Editor: Jeremy Telman
Valparaiso University Law School

Monday, August 17, 2015

Contract Dispute Keeps Top Athlete off U.S. Track & Field Team

Symmonds
By Phil Roeder from Des Moines, IA, USA

I often begin my course by telling students that contracts facilitate mutually beneficial transactions.  So, if they want to be the kind of attorneys who make the world a better place, transactional work is the place to be.  But sometimes one-sided contracts drawn up in a context of vastly unequal bargaining power can prevent mutually beneficial transactions from taking place.  This seems to be occurring in the case of Nick Symmonds, a six-time U.S. outdoor champion at 800 meters who won a silver medal at the 2013 World Championships.  According to this story in the New York Times, Symmonds has been left off the U.S. team for the 2015 Worlds taking place later this month because he refused to sign a contract.

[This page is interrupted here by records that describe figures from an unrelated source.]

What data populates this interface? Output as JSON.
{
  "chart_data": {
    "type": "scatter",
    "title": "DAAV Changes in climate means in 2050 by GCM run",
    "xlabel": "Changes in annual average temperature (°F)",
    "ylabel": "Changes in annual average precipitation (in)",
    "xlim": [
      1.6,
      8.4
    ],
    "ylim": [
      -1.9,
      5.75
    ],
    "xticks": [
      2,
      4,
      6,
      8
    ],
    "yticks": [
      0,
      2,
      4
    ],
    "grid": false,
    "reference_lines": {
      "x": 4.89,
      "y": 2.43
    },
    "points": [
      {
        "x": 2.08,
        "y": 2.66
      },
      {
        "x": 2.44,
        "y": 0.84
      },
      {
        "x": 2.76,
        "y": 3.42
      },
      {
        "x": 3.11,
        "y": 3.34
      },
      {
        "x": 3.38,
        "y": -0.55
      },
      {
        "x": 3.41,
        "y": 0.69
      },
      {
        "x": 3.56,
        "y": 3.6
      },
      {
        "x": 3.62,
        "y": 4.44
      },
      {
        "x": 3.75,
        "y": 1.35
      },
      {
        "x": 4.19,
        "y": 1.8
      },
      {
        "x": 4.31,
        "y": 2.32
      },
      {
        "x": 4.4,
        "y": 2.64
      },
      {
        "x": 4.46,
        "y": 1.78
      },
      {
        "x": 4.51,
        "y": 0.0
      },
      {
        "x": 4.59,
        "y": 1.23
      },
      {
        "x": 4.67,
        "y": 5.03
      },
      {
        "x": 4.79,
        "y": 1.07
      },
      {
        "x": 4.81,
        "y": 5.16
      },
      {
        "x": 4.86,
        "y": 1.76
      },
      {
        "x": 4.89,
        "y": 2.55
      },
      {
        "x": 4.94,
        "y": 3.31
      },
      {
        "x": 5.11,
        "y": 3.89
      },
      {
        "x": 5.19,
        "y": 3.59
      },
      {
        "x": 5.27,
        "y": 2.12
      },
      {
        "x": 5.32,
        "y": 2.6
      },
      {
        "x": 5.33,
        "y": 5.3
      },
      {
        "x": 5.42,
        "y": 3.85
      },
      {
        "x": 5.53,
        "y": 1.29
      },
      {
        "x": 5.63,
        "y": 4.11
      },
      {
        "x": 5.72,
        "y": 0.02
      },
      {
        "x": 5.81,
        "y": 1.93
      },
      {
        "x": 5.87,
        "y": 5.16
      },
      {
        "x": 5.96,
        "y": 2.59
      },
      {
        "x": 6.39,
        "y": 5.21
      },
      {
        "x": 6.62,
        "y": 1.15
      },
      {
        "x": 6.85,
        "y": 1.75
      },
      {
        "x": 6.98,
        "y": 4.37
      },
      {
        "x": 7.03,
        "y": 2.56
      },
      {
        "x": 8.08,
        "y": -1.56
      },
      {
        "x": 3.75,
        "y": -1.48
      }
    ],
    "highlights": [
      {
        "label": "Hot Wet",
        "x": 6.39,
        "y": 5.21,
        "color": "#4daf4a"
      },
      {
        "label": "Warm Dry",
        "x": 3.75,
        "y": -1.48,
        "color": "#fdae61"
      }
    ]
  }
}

Symmonds refused to sign a vaguely-worded document that seemed to require that athletes wear Nike gear exclusively, even in their free time.  Nike, according to the Times, has committed to sponsoring U.S. Track & Field to the tune of $20 million per year through 2040.  But that contract might interfere with Symmonds' contractual obligations with his own sponsor, the running-shoe company, Brooks.  According to the Times, athletes were instructed to pack only Nike-branded or non-branded apparel for the World Championships.  Symmonds points out that Brooks is paying for him to wear its brand at important events.  If he is prohibited from doing so, why would Brooks continue to sponsor him.  Symmonds is all for the Stars and Stripes, but he also has to worry about dollars and cents.  He estimates that 75% of his income comes through sponsorships.

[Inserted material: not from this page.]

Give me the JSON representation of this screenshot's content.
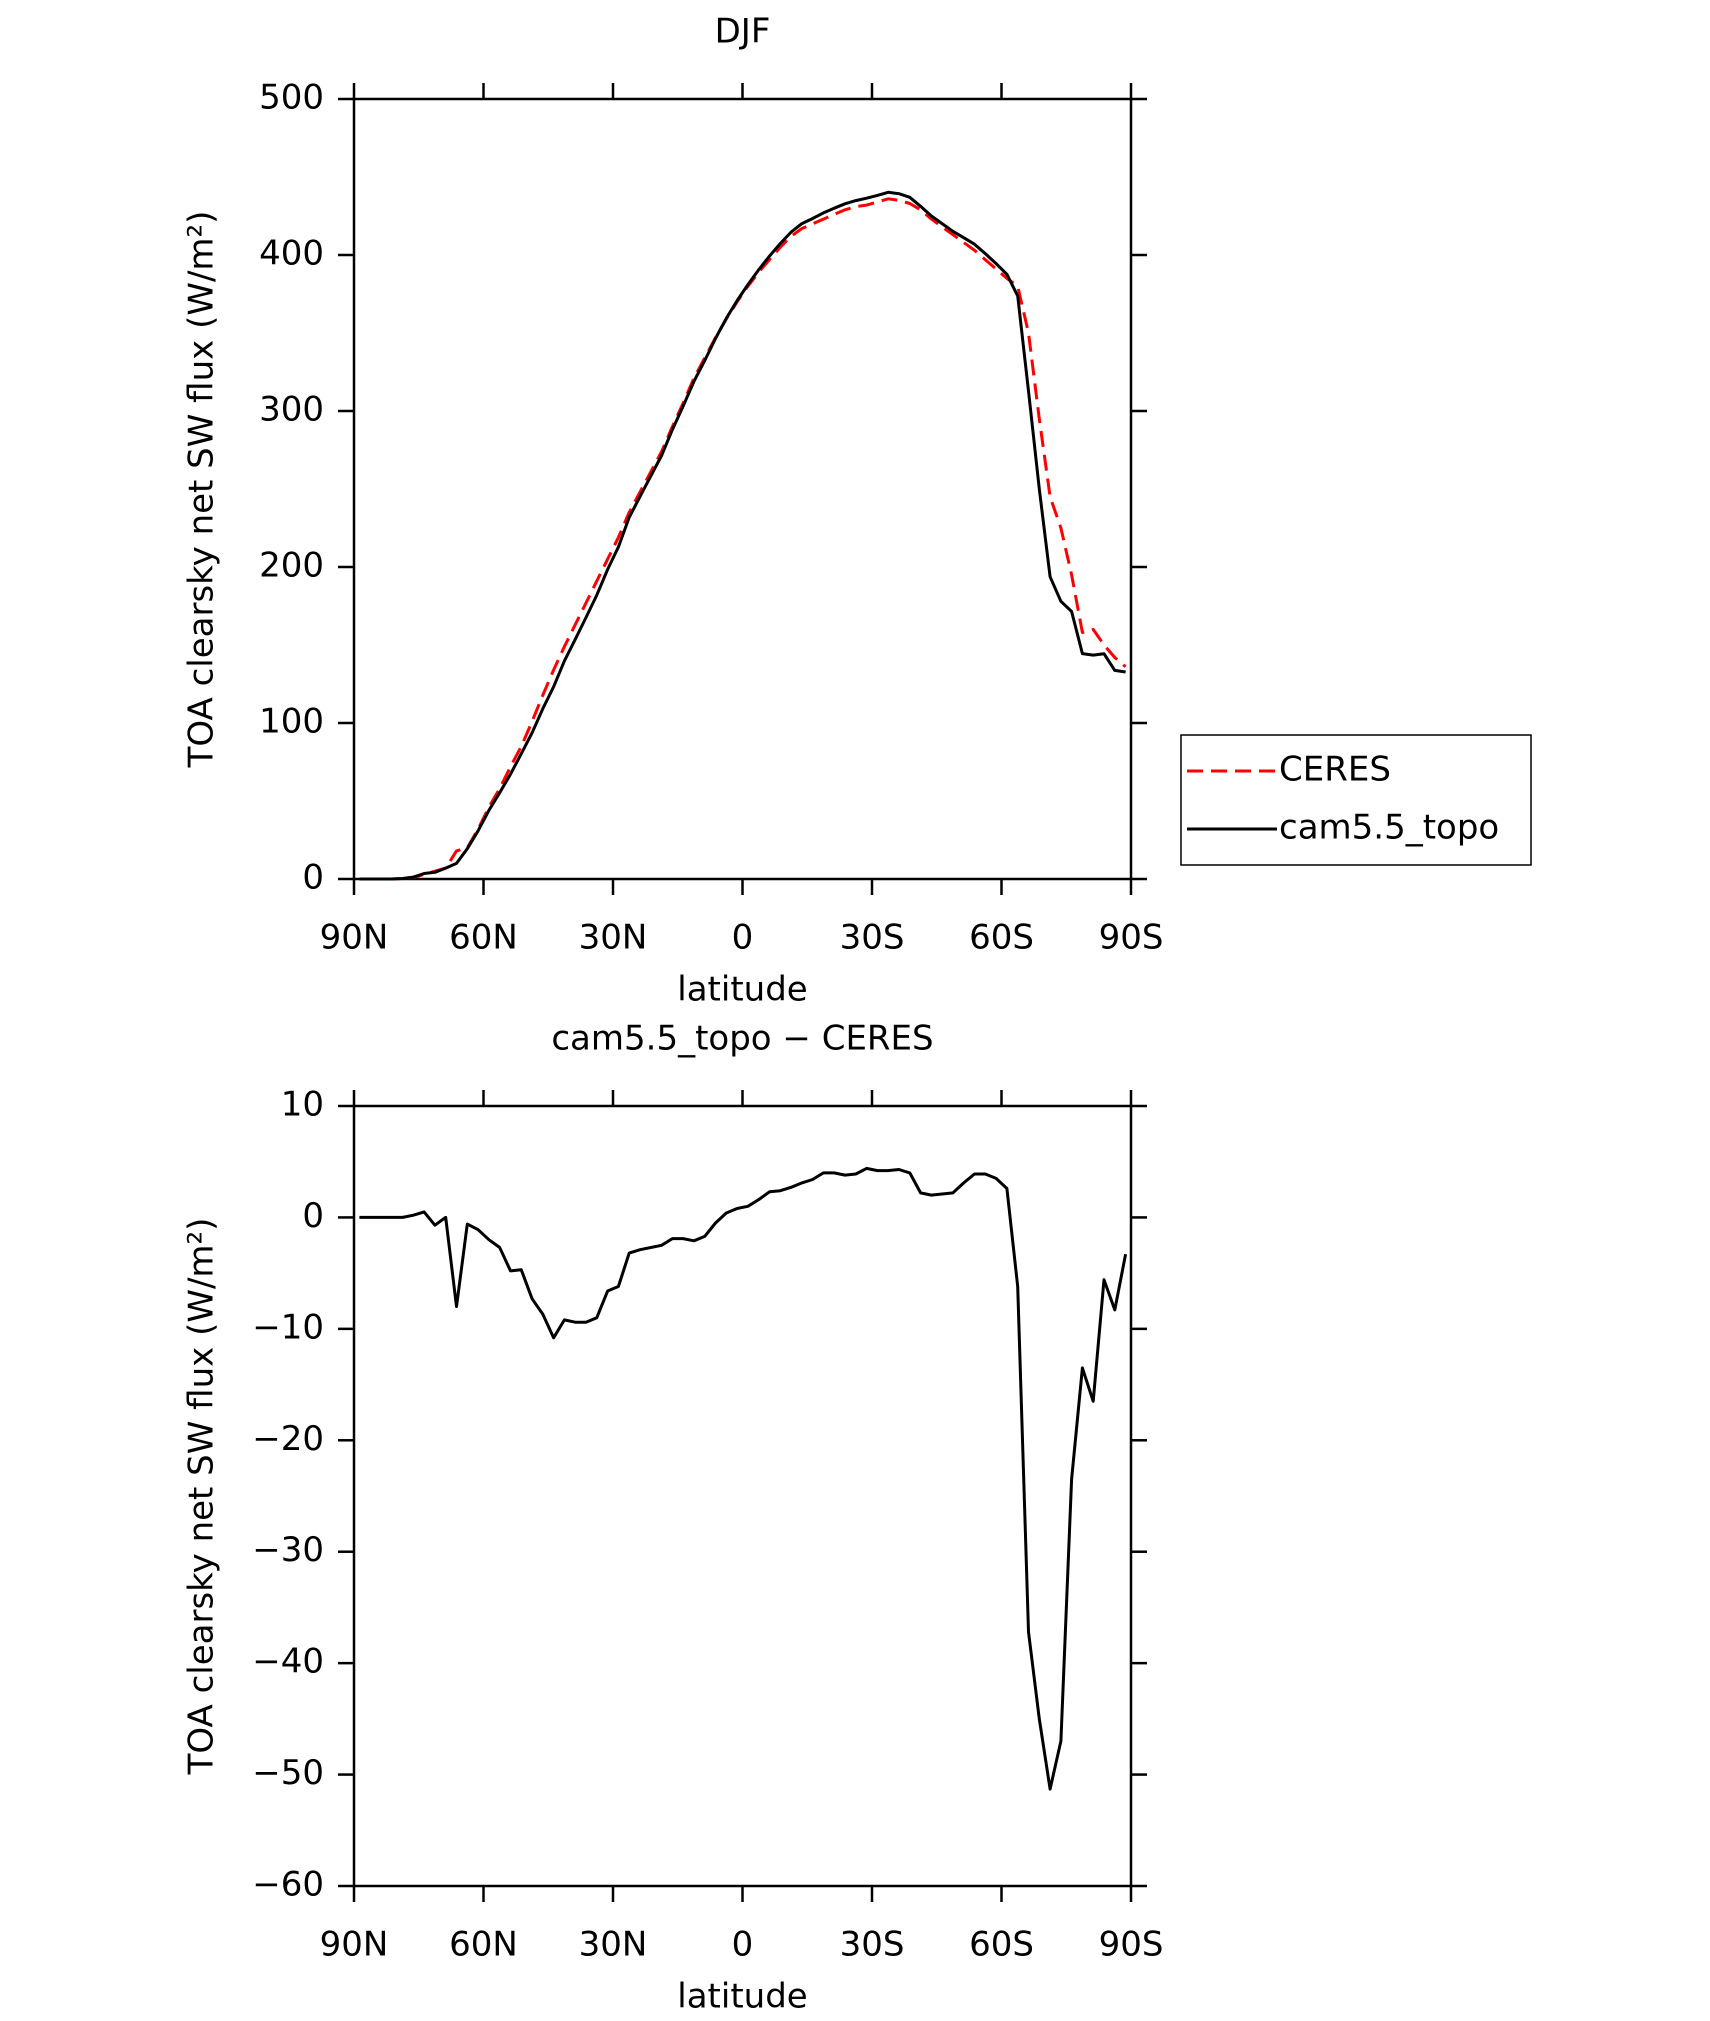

Symmonds does not object to wearing Nike apparel at official events.  He objects to the vague language that seems to preclude him from supporting his sponsor when he is not at official events.  Some are saying that Symmonds is taking this position because he has no chance to medal at the Worlds anyway, so he has nothing to lose.  The photo above shows him winning the US championships in 2010.  He won again in 2015.  If that guy has no chance, what does it say about the rest of the team?